Many of the Senate bill’s sponsors are from states where farming and forestry are important components of their economies.

Alabama Power company, one of the Department of Energy’s "Green Power Partners," offers a Renewable Energy Rate that gives residential customers the option of purchasing blocks of renewable energy. According to DoE, "the initial source of the green power will be Alabama-grown switchgrass co-fired in a utility-owned coal-fired power plant."

It looks like the Senator from Alabama may be responsible for one of the most left-field phrases in recent SOTU memory — a real teleprompter-squinter for Bush.

(Incidentally, is it me, or is Bush’s energy policy nothing but spastic flailing toward this well-connected special interest and that? There’s no other discernable pattern.)

One last thing Kevin says I would take some issue with:

If the left loves ethanol for environmental reasons and the right loves it so we don’t have to buy so much oil from Saudi Arabia, maybe there’s a deal to be made.

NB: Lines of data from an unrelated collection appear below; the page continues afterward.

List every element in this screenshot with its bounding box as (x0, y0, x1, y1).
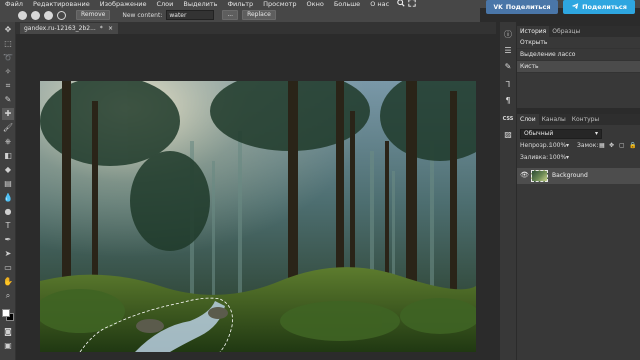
lasso-tool-icon[interactable]: ➰ (2, 52, 14, 64)
chevron-down-icon: ▾ (594, 130, 598, 137)
lock-move-icon[interactable]: ✥ (609, 141, 614, 151)
tab-channels[interactable]: Каналы (539, 114, 569, 125)
blend-mode-value: Обычный (524, 130, 554, 137)
vk-icon: VK (493, 3, 503, 11)
lock-label: Замок: (577, 142, 599, 149)
lock-all-icon[interactable]: 🔒 (629, 141, 636, 151)
opacity-dropdown-icon[interactable]: ▾ (566, 141, 569, 151)
tab-close-icon[interactable]: × (108, 23, 113, 34)
tab-swatches[interactable]: Образцы (549, 26, 583, 37)
magic-wand-tool-icon[interactable]: ✧ (2, 66, 14, 78)
lock-transparency-icon[interactable]: ▦ (599, 141, 605, 151)
tools-panel: ✥ ⬚ ➰ ✧ ⌗ ✎ ✚ 🖌 ⎈ ◧ ◆ ▤ 💧 ● T ✒ ➤ ▭ ✋ ⌕ … (0, 22, 16, 360)
hand-tool-icon[interactable]: ✋ (2, 276, 14, 288)
opacity-value[interactable]: 100% (549, 141, 566, 151)
telegram-icon (571, 2, 579, 12)
selection-new-icon[interactable] (18, 10, 27, 20)
menu-about[interactable]: О нас (365, 0, 394, 8)
quick-mask-icon[interactable]: ◙ (2, 326, 14, 338)
share-vk-button[interactable]: VK Поделиться (486, 0, 558, 14)
color-swatches[interactable] (2, 309, 15, 322)
more-options-button[interactable]: ... (222, 10, 239, 20)
screen-mode-icon[interactable]: ▣ (2, 340, 14, 352)
menu-file[interactable]: Файл (0, 0, 28, 8)
blur-tool-icon[interactable]: 💧 (2, 192, 14, 204)
forest-image[interactable] (40, 81, 476, 352)
pen-tool-icon[interactable]: ✒ (2, 234, 14, 246)
menu-edit[interactable]: Редактирование (28, 0, 95, 8)
fill-label: Заливка: (520, 154, 549, 161)
path-select-tool-icon[interactable]: ➤ (2, 248, 14, 260)
layers-panel: Слои Каналы Контуры Обычный ▾ Непрозр.: … (517, 114, 640, 360)
type-tool-icon[interactable]: T (2, 220, 14, 232)
zoom-tool-icon[interactable]: ⌕ (2, 290, 14, 302)
fill-dropdown-icon[interactable]: ▾ (566, 153, 569, 163)
gradient-tool-icon[interactable]: ▤ (2, 178, 14, 190)
share-telegram-label: Поделиться (582, 3, 627, 11)
selection-intersect-icon[interactable] (57, 10, 66, 20)
layers-panel-tabs: Слои Каналы Контуры (517, 114, 640, 125)
brush-tool-icon[interactable]: 🖌 (2, 122, 14, 134)
panel-icons-column: ⓘ ☰ ✎ Ꞁ ¶ CSS ▨ (500, 22, 516, 360)
new-content-input[interactable] (166, 10, 215, 20)
marquee-tool-icon[interactable]: ⬚ (2, 38, 14, 50)
shape-tool-icon[interactable]: ▭ (2, 262, 14, 274)
selection-subtract-icon[interactable] (44, 10, 53, 20)
share-telegram-button[interactable]: Поделиться (563, 0, 635, 14)
dodge-tool-icon[interactable]: ● (2, 206, 14, 218)
history-panel-tabs: История Образцы (517, 26, 640, 37)
tab-paths[interactable]: Контуры (569, 114, 602, 125)
lock-artboard-icon[interactable]: ▢ (619, 141, 625, 151)
photo-editor-app: Файл Редактирование Изображение Слои Выд… (0, 0, 640, 360)
css-icon[interactable]: CSS (501, 112, 515, 126)
visibility-eye-icon[interactable]: 👁 (520, 171, 529, 179)
document-tab[interactable]: gandex.ru-12163_2b2... * × (20, 23, 118, 34)
menu-window[interactable]: Окно (302, 0, 329, 8)
fill-tool-icon[interactable]: ◆ (2, 164, 14, 176)
layer-thumbnail (531, 170, 548, 182)
clone-stamp-tool-icon[interactable]: ⎈ (2, 136, 14, 148)
opacity-label: Непрозр.: (520, 142, 551, 149)
info-icon[interactable]: ⓘ (501, 28, 515, 42)
layer-name: Background (552, 172, 588, 179)
document-modified-marker: * (99, 25, 103, 32)
menu-select[interactable]: Выделить (178, 0, 222, 8)
remove-button[interactable]: Remove (76, 10, 111, 20)
layer-row-background[interactable]: 👁 Background (517, 168, 640, 184)
image-panel-icon[interactable]: ▨ (501, 128, 515, 142)
selection-add-icon[interactable] (31, 10, 40, 20)
document-tab-title: gandex.ru-12163_2b2... (24, 25, 96, 32)
tool-options-bar: Remove New content: ... Replace (0, 8, 480, 22)
menu-image[interactable]: Изображение (95, 0, 152, 8)
move-tool-icon[interactable]: ✥ (2, 24, 14, 36)
history-panel: История Образцы Открыть Выделение лассо … (517, 26, 640, 108)
crop-tool-icon[interactable]: ⌗ (2, 80, 14, 92)
foreground-color-swatch[interactable] (2, 309, 10, 317)
history-item-brush[interactable]: Кисть (517, 61, 640, 73)
history-item-open[interactable]: Открыть (517, 37, 640, 49)
share-vk-label: Поделиться (505, 3, 551, 11)
new-content-label: New content: (122, 11, 163, 19)
blend-mode-select[interactable]: Обычный ▾ (520, 129, 602, 139)
brush-settings-icon[interactable]: ✎ (501, 60, 515, 74)
menu-layers[interactable]: Слои (151, 0, 178, 8)
eraser-tool-icon[interactable]: ◧ (2, 150, 14, 162)
character-icon[interactable]: Ꞁ (501, 78, 515, 92)
eyedropper-tool-icon[interactable]: ✎ (2, 94, 14, 106)
canvas-area[interactable] (16, 34, 496, 360)
replace-button[interactable]: Replace (242, 10, 276, 20)
menu-filter[interactable]: Фильтр (222, 0, 258, 8)
tab-history[interactable]: История (517, 26, 550, 37)
healing-brush-tool-icon[interactable]: ✚ (2, 108, 14, 120)
document-tabs: gandex.ru-12163_2b2... * × (16, 22, 496, 34)
menu-more[interactable]: Больше (329, 0, 365, 8)
fill-value[interactable]: 100% (549, 153, 566, 163)
tab-layers[interactable]: Слои (517, 114, 539, 125)
paragraph-icon[interactable]: ¶ (501, 94, 515, 108)
properties-icon[interactable]: ☰ (501, 44, 515, 58)
menu-view[interactable]: Просмотр (258, 0, 301, 8)
history-item-lasso[interactable]: Выделение лассо (517, 49, 640, 61)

I don’t know about "the left," but I don’t think smart environmentalists "love ethanol" — not without qualification. In reality, "ethanol" in the context of American politics means domestic ethanol, and that means corn-based ethanol. Corn is already heavily subsidized and grown by some of the worst actors in the corporate world, and as a chemical-heavy, soil-depleting monoculture, it’s not exactly an unmixed environmental blessing.

I would love ethanol if it were cellulosic, but right now it’s not, and I’ve yet to hear anything more than techno-optimism about how “wood chips, stalks, and switch grass” are going to get more voluminous and cheap than corn any time soon.